Let Opposites Attract
Jessica Warren, an interior decorator whose home we featured in Heirloom Modern, told us her favorite mantra, and it’s one of the most simple, yet universally applicable design concepts ever: decorate in contrasts. Place soft next to hard, organic next to geometric, dark next to light. Every piece should exist in the context of its foil for its most beautiful attributes to be seen in the most extreme context.
The two mix their collections of glassware with oddities like turtle shells and bird eggs.
What are your favorite pieces in your living room?
H: Mine's the Ibus, even though it's not an heirloom, but from Craigslist. I feel like it transformed the apartment.
P: I think mine is our little hunter-man painting. My mom and I found it in an antique store in Kansas City and it was so cute because it was such an impractical purchase. She was like, "I don't know if we really need a hunter in our house. I'm going to think about it." And then she tried to bargain with the guy and that wasn't very successful. But we still got it. Every dance photo — homecoming, prom, and our little Sadie Hawkins dance, we have crazy pictures standing in front of him.
White risers lead up to Hollister's bedroom, which is separated by a curtain.
Hollister's collection of vintage smoking slippers are both great to display and wear!

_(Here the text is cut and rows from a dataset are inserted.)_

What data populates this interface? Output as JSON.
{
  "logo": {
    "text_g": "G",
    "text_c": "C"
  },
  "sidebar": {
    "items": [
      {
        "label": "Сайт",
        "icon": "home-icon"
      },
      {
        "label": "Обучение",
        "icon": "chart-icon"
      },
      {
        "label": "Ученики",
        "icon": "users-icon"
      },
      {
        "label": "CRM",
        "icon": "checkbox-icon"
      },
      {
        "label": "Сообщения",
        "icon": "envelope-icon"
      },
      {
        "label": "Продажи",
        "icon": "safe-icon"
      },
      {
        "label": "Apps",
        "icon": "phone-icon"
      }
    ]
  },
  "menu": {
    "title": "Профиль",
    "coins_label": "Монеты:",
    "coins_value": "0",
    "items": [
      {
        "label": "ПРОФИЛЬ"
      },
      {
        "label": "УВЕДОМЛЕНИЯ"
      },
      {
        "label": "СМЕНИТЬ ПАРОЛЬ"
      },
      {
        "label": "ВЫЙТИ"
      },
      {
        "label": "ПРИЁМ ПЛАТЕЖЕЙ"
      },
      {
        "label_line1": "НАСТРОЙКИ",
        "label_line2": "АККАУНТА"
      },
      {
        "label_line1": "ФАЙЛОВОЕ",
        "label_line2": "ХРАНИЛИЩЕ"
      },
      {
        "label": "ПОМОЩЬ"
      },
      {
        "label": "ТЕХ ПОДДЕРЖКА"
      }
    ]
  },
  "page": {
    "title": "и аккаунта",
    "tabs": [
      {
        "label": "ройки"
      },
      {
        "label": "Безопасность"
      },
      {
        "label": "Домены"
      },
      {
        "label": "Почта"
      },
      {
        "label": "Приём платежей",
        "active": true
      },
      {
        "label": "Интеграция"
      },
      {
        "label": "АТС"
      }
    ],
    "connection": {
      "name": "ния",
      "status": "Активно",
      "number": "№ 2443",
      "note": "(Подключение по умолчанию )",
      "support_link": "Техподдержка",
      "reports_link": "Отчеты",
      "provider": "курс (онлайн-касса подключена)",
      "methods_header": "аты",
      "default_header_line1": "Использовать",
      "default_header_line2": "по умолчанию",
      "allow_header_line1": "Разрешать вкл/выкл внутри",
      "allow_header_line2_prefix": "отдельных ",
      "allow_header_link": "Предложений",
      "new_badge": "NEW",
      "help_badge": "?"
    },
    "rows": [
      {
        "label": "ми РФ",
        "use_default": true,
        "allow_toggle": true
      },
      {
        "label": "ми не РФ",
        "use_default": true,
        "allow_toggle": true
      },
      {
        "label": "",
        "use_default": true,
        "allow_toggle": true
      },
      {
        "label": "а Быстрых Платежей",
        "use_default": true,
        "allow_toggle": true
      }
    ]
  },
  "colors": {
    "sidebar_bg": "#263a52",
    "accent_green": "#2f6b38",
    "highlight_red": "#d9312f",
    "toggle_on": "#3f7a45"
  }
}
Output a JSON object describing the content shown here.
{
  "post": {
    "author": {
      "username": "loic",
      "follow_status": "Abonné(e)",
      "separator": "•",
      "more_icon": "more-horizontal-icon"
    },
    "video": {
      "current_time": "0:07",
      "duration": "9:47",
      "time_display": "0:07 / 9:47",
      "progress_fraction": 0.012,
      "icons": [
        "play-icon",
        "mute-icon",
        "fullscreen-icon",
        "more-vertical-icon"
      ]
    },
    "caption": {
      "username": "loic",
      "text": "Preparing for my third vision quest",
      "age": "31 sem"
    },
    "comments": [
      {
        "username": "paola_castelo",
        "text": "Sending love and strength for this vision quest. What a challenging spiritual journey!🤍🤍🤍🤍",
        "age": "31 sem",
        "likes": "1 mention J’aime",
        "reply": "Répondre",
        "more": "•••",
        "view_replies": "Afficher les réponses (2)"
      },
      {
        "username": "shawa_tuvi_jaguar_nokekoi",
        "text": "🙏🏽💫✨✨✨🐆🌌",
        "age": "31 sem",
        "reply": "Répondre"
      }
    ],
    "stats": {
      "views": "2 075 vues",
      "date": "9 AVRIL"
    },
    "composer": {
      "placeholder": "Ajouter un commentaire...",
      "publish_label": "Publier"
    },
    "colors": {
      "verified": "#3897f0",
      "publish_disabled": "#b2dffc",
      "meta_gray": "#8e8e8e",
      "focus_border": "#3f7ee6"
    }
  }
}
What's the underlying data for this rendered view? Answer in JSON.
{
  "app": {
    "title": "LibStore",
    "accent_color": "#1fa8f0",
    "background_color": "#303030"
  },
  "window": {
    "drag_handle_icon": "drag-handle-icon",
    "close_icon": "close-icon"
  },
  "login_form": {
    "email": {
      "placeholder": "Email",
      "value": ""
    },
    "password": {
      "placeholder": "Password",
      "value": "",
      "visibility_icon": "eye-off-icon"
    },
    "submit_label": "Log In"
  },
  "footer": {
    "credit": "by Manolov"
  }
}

Free Yourself From Matching
There’s no greater inspiration for decorating with color than a really well-stocked library. For color fanatics, arranging books is a great way to play with color placement and contrast. For beige-loving purists, you’ll see that if you squint at this sea of hues, it almost becomes completely, yet wildly neutral, soothing and textured — like leopard print — and will make your whites and ivories pop with an entirely new freshness.

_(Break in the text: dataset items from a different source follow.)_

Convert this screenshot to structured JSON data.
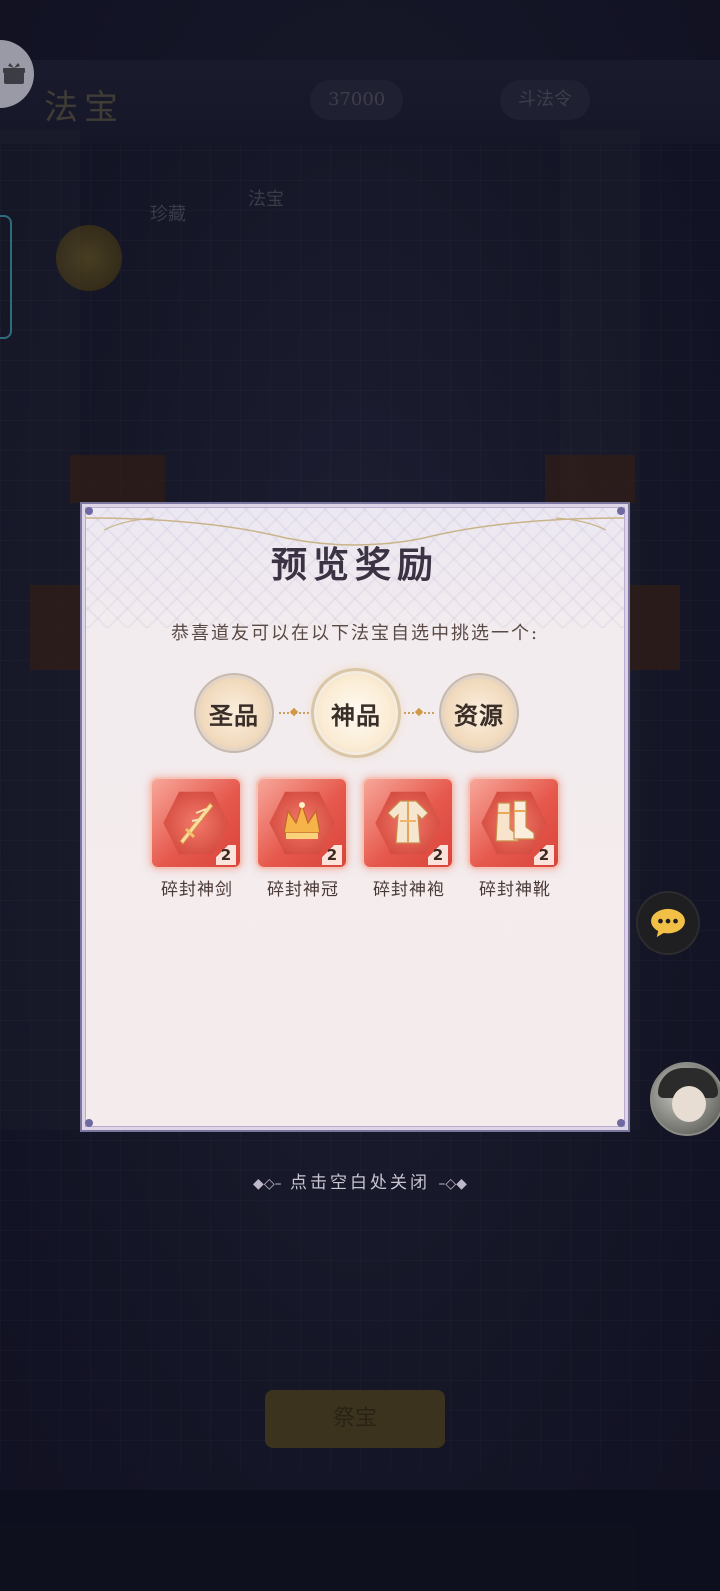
{
  "background": {
    "title": "法宝",
    "res_pill_1": "37000",
    "res_pill_2": "斗法令",
    "tab_left": "珍藏",
    "tab_mid": "法宝",
    "bottom_button": "祭宝"
  },
  "modal": {
    "title": "预览奖励",
    "subtitle": "恭喜道友可以在以下法宝自选中挑选一个:",
    "tabs": [
      {
        "label": "圣品",
        "active": false
      },
      {
        "label": "神品",
        "active": true
      },
      {
        "label": "资源",
        "active": false
      }
    ],
    "items": [
      {
        "name": "碎封神剑",
        "count": "2",
        "icon": "sword-icon"
      },
      {
        "name": "碎封神冠",
        "count": "2",
        "icon": "crown-icon"
      },
      {
        "name": "碎封神袍",
        "count": "2",
        "icon": "robe-icon"
      },
      {
        "name": "碎封神靴",
        "count": "2",
        "icon": "boots-icon"
      }
    ]
  },
  "close_hint": "点击空白处关闭",
  "colors": {
    "modal_border": "#7a76a0",
    "item_red": "#e6584c",
    "tab_gold": "#e6c7a0"
  }
}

What's it like living together and collaborating as sisters?
H: It’s pretty fun. I think we complement each other and we rarely do fight. But at the same time, unlike a co-worker where you have to be polite just for sake of business, we can honestly tell each other, “You’re being ridiculous!” But most of the time, we just agree. We do have a unique situation because we do get along so, so well.
Don’t Be Afraid to DIY, But Understand What You’re Getting Into
H: One weekend about a year ago, I decided that instead of cleaning the kitchen while Porter was home at a wedding, I would renovate the kitchen. Within about 15 minutes of this idea landing in the brain, I was barreling over to Ikea to stock up on butcher-block counter tops, a sink and other fun unnecessary things. Due to some scooting, the large butcher-block counter became redundant, ergo an insurmountable hassle to return and then an eyesore in the living room for the next three months.

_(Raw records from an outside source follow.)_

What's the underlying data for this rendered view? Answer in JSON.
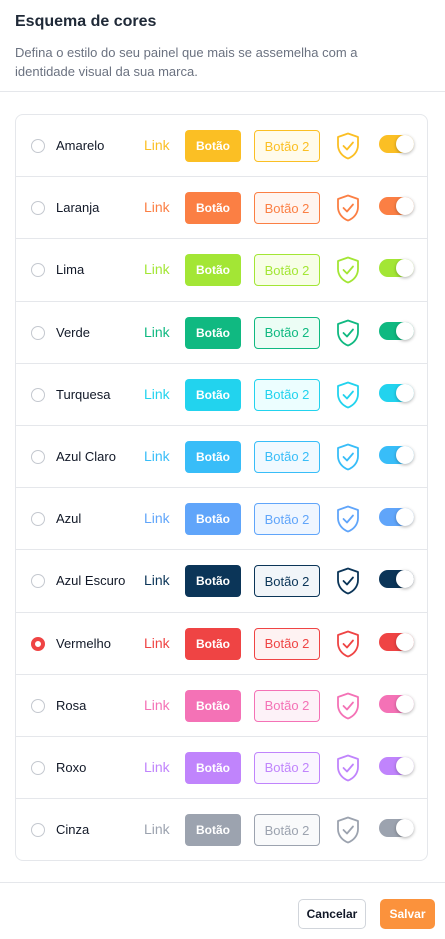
{
  "header": {
    "title": "Esquema de cores",
    "subtitle": "Defina o estilo do seu painel que mais se assemelha com a identidade visual da sua marca."
  },
  "schemes": [
    {
      "name": "Amarelo",
      "link_label": "Link",
      "button_label": "Botão",
      "button2_label": "Botão 2",
      "color": "#fbbf24",
      "light": "#fffbeb",
      "selected": false,
      "toggle_on": true
    },
    {
      "name": "Laranja",
      "link_label": "Link",
      "button_label": "Botão",
      "button2_label": "Botão 2",
      "color": "#fb7f44",
      "light": "#fff5f0",
      "selected": false,
      "toggle_on": true
    },
    {
      "name": "Lima",
      "link_label": "Link",
      "button_label": "Botão",
      "button2_label": "Botão 2",
      "color": "#a3e635",
      "light": "#f7fee7",
      "selected": false,
      "toggle_on": true
    },
    {
      "name": "Verde",
      "link_label": "Link",
      "button_label": "Botão",
      "button2_label": "Botão 2",
      "color": "#10b981",
      "light": "#ecfdf5",
      "selected": false,
      "toggle_on": true
    },
    {
      "name": "Turquesa",
      "link_label": "Link",
      "button_label": "Botão",
      "button2_label": "Botão 2",
      "color": "#22d3ee",
      "light": "#ecfeff",
      "selected": false,
      "toggle_on": true
    },
    {
      "name": "Azul Claro",
      "link_label": "Link",
      "button_label": "Botão",
      "button2_label": "Botão 2",
      "color": "#38bdf8",
      "light": "#f0f9ff",
      "selected": false,
      "toggle_on": true
    },
    {
      "name": "Azul",
      "link_label": "Link",
      "button_label": "Botão",
      "button2_label": "Botão 2",
      "color": "#60a5fa",
      "light": "#eff6ff",
      "selected": false,
      "toggle_on": true
    },
    {
      "name": "Azul Escuro",
      "link_label": "Link",
      "button_label": "Botão",
      "button2_label": "Botão 2",
      "color": "#0b3558",
      "light": "#f1f5f9",
      "selected": false,
      "toggle_on": true
    },
    {
      "name": "Vermelho",
      "link_label": "Link",
      "button_label": "Botão",
      "button2_label": "Botão 2",
      "color": "#ef4444",
      "light": "#fef2f2",
      "selected": true,
      "toggle_on": true
    },
    {
      "name": "Rosa",
      "link_label": "Link",
      "button_label": "Botão",
      "button2_label": "Botão 2",
      "color": "#f472b6",
      "light": "#fdf2f8",
      "selected": false,
      "toggle_on": true
    },
    {
      "name": "Roxo",
      "link_label": "Link",
      "button_label": "Botão",
      "button2_label": "Botão 2",
      "color": "#c084fc",
      "light": "#faf5ff",
      "selected": false,
      "toggle_on": true
    },
    {
      "name": "Cinza",
      "link_label": "Link",
      "button_label": "Botão",
      "button2_label": "Botão 2",
      "color": "#9ca3af",
      "light": "#f9fafb",
      "selected": false,
      "toggle_on": true
    }
  ],
  "footer": {
    "cancel_label": "Cancelar",
    "save_label": "Salvar",
    "save_color": "#fb923c"
  }
}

The beauty of organic patterns seen in wood and marble and stones like this is that they’re best when imperfect, which is also the best thing you can (and ever should) aim for with DIY.
So, six weeks and an estimated 1,467 miles of microscopic lines — and $1,200 worth of custom acrylic manufacturing later, I had re-purposed my $200 Ikea countertop into something that actually did look like really expensive stone. But the key takeaway is: Don’t start with something as tedious and ultimately insanely pricey as this, unless you are ready to be patient.
Porter holds a vintage copy of Life magazine that features her grandmother, then Mrs. Averell Clark, at a Seattle gala.